First off, we’ve had a comment thread running on our most recent post on the pelican die-off in North Carolina. Click here to read biologist Sara Schweitzer’s most recent input.
Now, for today’s content. For a month or so now, we’ve begun seeing scattered reports of loons turning up dead and alive on and near SEANET beaches. This is a normal phenomenon at this time of year. Two species occur here on the East Coast with some regularity: the Common and the Red-throated Loons. Common Loons in particular are generally associated with northern lakes from here in New England on up. Red-throated Loons push the envelope, breeding in northern Canada, well into the Arctic circle on tundra lakes. But when summer ends, both species have to move on and find open water. They range up and down the Atlantic coast in winter, and generally stay close to shore, making them readily visible to bird watchers on the beach.

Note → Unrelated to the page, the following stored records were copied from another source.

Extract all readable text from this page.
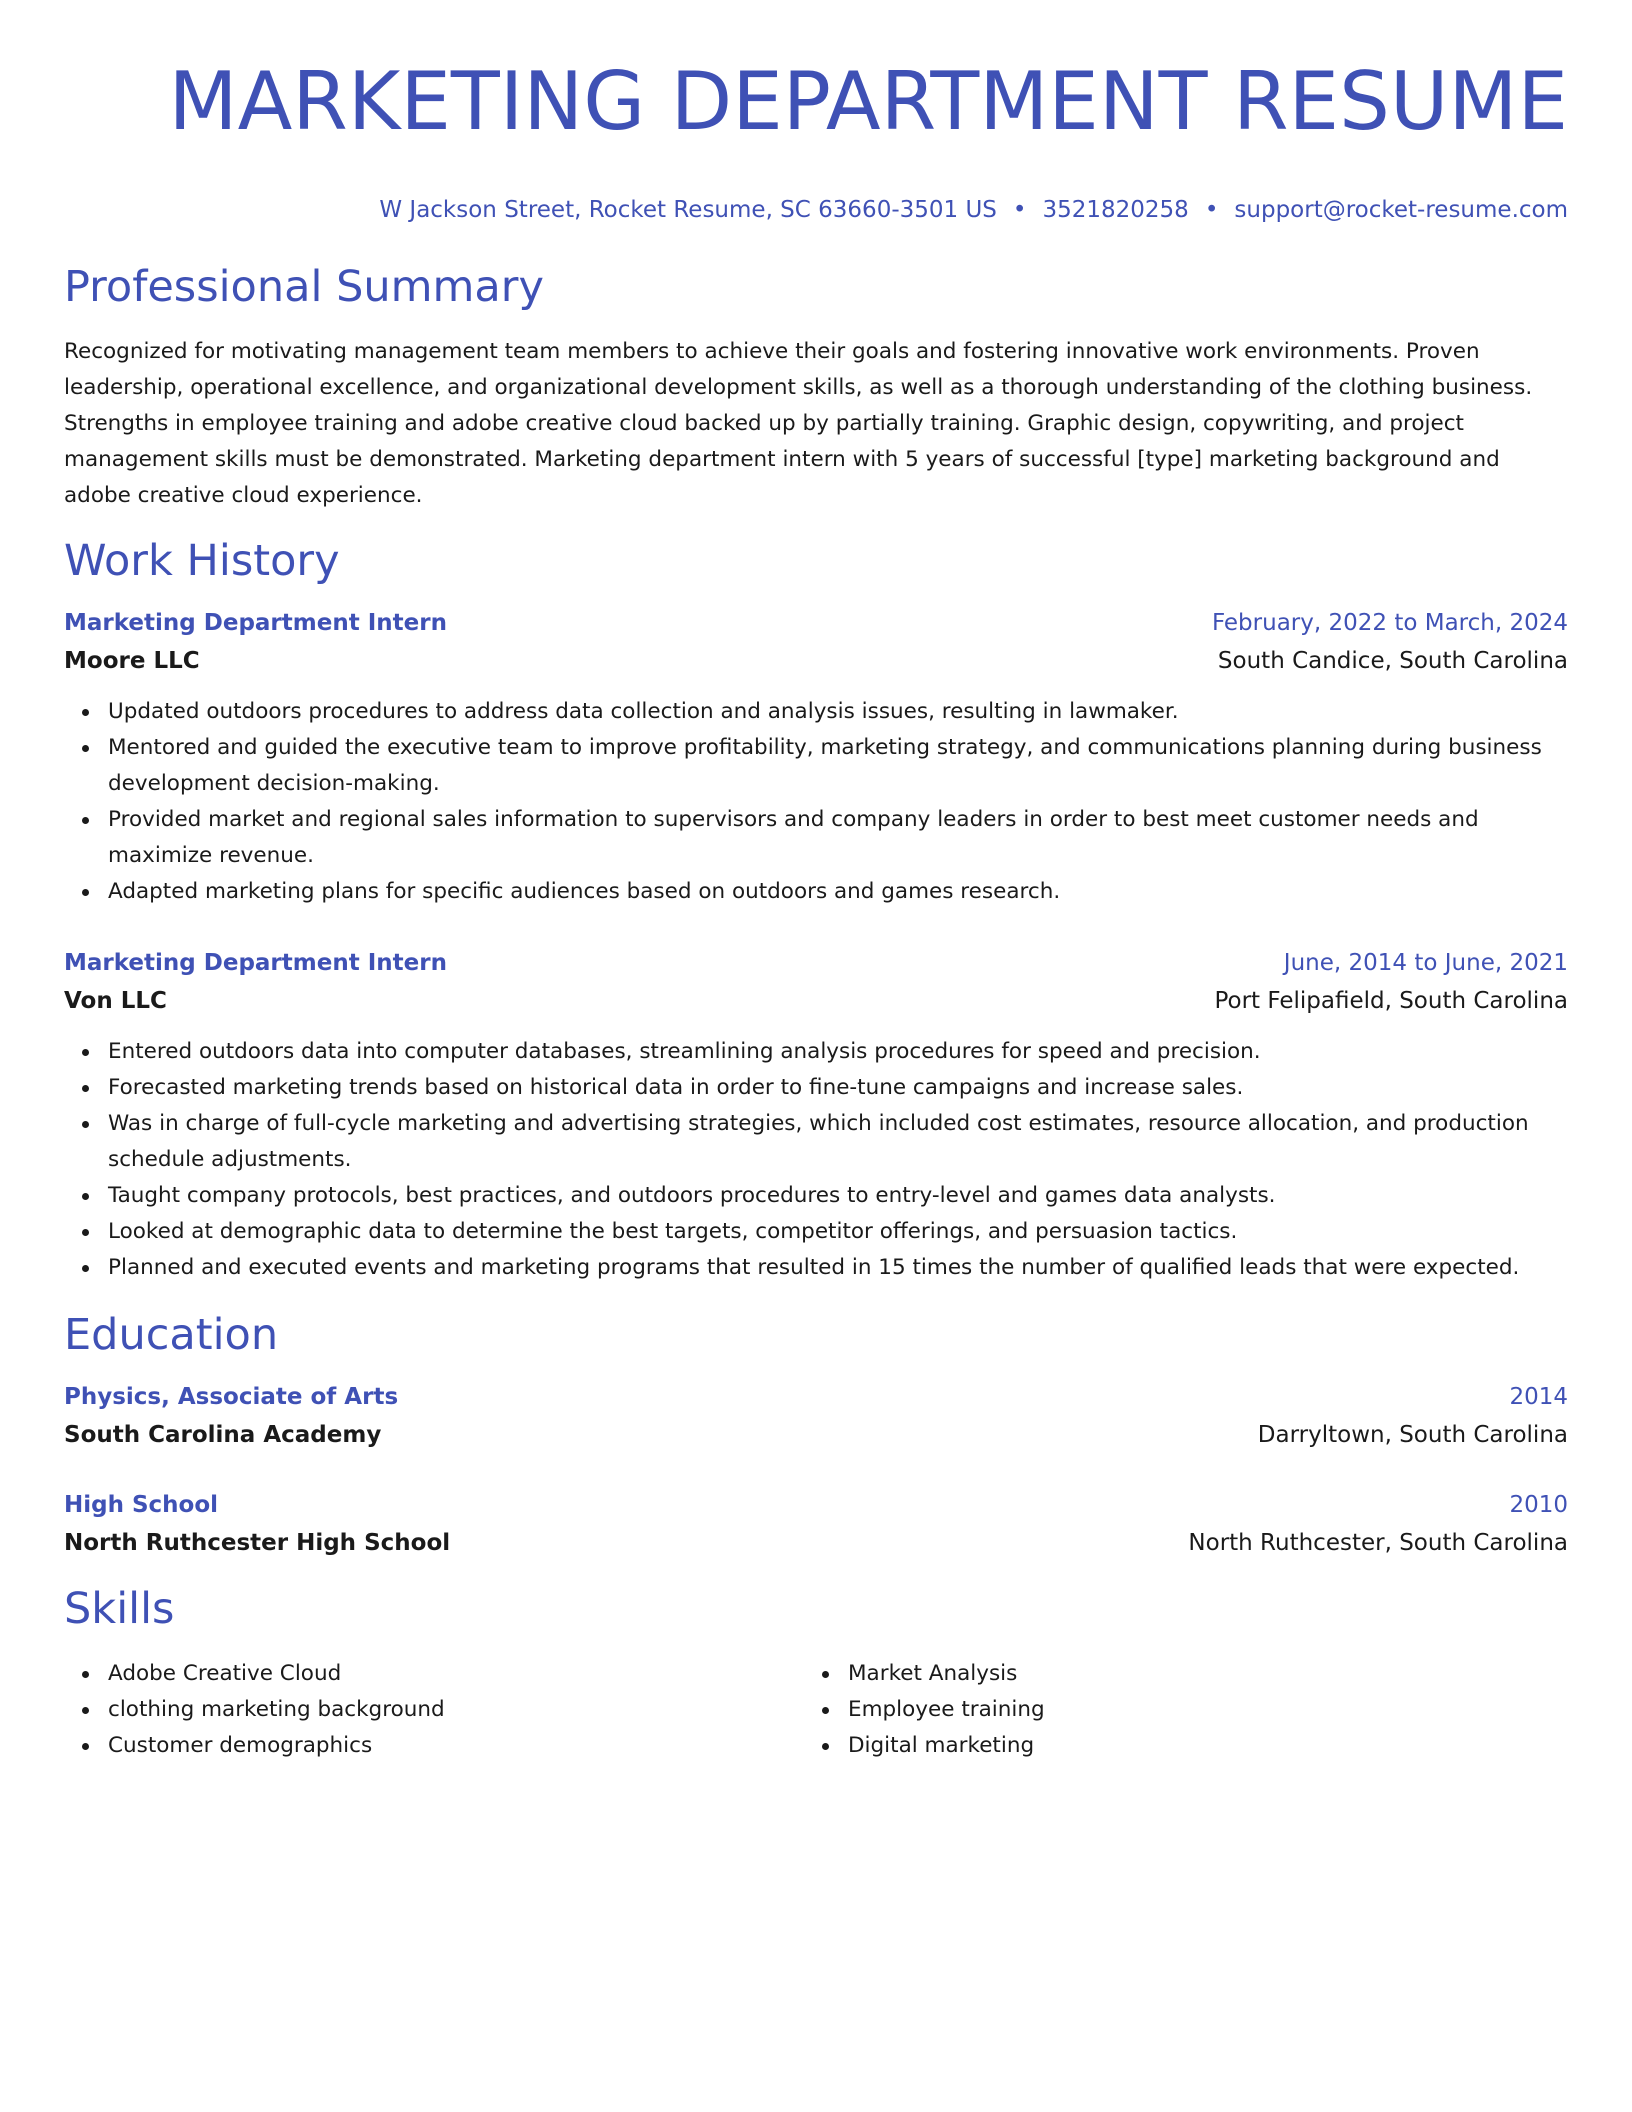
MARKETING DEPARTMENT RESUME
W Jackson Street, Rocket Resume, SC 63660-3501 US • 3521820258 • support@rocket-resume.com
Professional Summary

Recognized for motivating management team members to achieve their goals and fostering innovative work environments. Proven leadership, operational excellence, and organizational development skills, as well as a thorough understanding of the clothing business. Strengths in employee training and adobe creative cloud backed up by partially training. Graphic design, copywriting, and project management skills must be demonstrated. Marketing department intern with 5 years of successful [type] marketing background and adobe creative cloud experience.

Work History
Marketing Department Intern	February, 2022 to March, 2024
Moore LLC	South Candice, South Carolina
Updated outdoors procedures to address data collection and analysis issues, resulting in lawmaker.
Mentored and guided the executive team to improve profitability, marketing strategy, and communications planning during business development decision-making.
Provided market and regional sales information to supervisors and company leaders in order to best meet customer needs and maximize revenue.
Adapted marketing plans for specific audiences based on outdoors and games research.
Marketing Department Intern	June, 2014 to June, 2021
Von LLC	Port Felipafield, South Carolina
Entered outdoors data into computer databases, streamlining analysis procedures for speed and precision.
Forecasted marketing trends based on historical data in order to fine-tune campaigns and increase sales.
Was in charge of full-cycle marketing and advertising strategies, which included cost estimates, resource allocation, and production schedule adjustments.
Taught company protocols, best practices, and outdoors procedures to entry-level and games data analysts.
Looked at demographic data to determine the best targets, competitor offerings, and persuasion tactics.
Planned and executed events and marketing programs that resulted in 15 times the number of qualified leads that were expected.
Education
Physics, Associate of Arts	2014
South Carolina Academy	Darryltown, South Carolina
High School	2010
North Ruthcester High School	North Ruthcester, South Carolina
Skills
Adobe Creative Cloud
clothing marketing background
Customer demographics
Market Analysis
Employee training
Digital marketing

Loons are extremely awkward and vulnerable when on land, so aside from the breeding season, a healthy loon will not be found hauled out on shore. That’s why a find like Dick Jordan’s, a Common Loon sitting on the sand in Wellfleet, MA last month, qualifies as a beached bird by our standards. Loons may haul out for many reasons–starvation, oiling, and disease can all leave the birds unable to contend with the cold and rough ocean waters. Once they haul out though, they are easy prey for predators, and also begin to suffer from conditions like pressure sores on their breasts. And of course, they cannot feed once on shore.
Loons are hardy indeed though, as a photo sent by Helen Rasmussen in Maine demonstrates. This Common Loon was spotted a little ways offshore, and Helen noticed that the bird’s lower bill was considerably shorter than the upper. She raised the possibility that this is a congenital deformity, much like those seen with increasing frequency in forest birds in Alaska and the Pacific Northwest. Without a closer look at the beak, it’s tough to say whether or not the bird was hatched that way. If not, the other possibility is that this bird’s truncated beak is a result of a traumatic event.
Helen’s bird seemed to be doing ok, outwardly, though its ultimate fate is unknown. Your SEANET blogger can speak from personal experience that loons can live with broken beaks at least for a while: I fish on the lakes of Maine every year, and a couple of years ago, I observed a loon with its upper beak snapped off successfully fishing. Of course, a broken beak is a significant handicap, and when prey is scarce, it could easily become a fatal one.
As to how loons could sustain such trauma, speculation certainly enters in prominently here, but one thing is for sure–Common Loons engage in violent combat with each other, and their beaks are their main weapons. The potential is there, then, for the beaks to be damaged in such fights. I have occasionally seen birds that have crash landed on pavement suffer beak trauma as well. There is no way to know for sure, but one thing is certain, these birds are tough!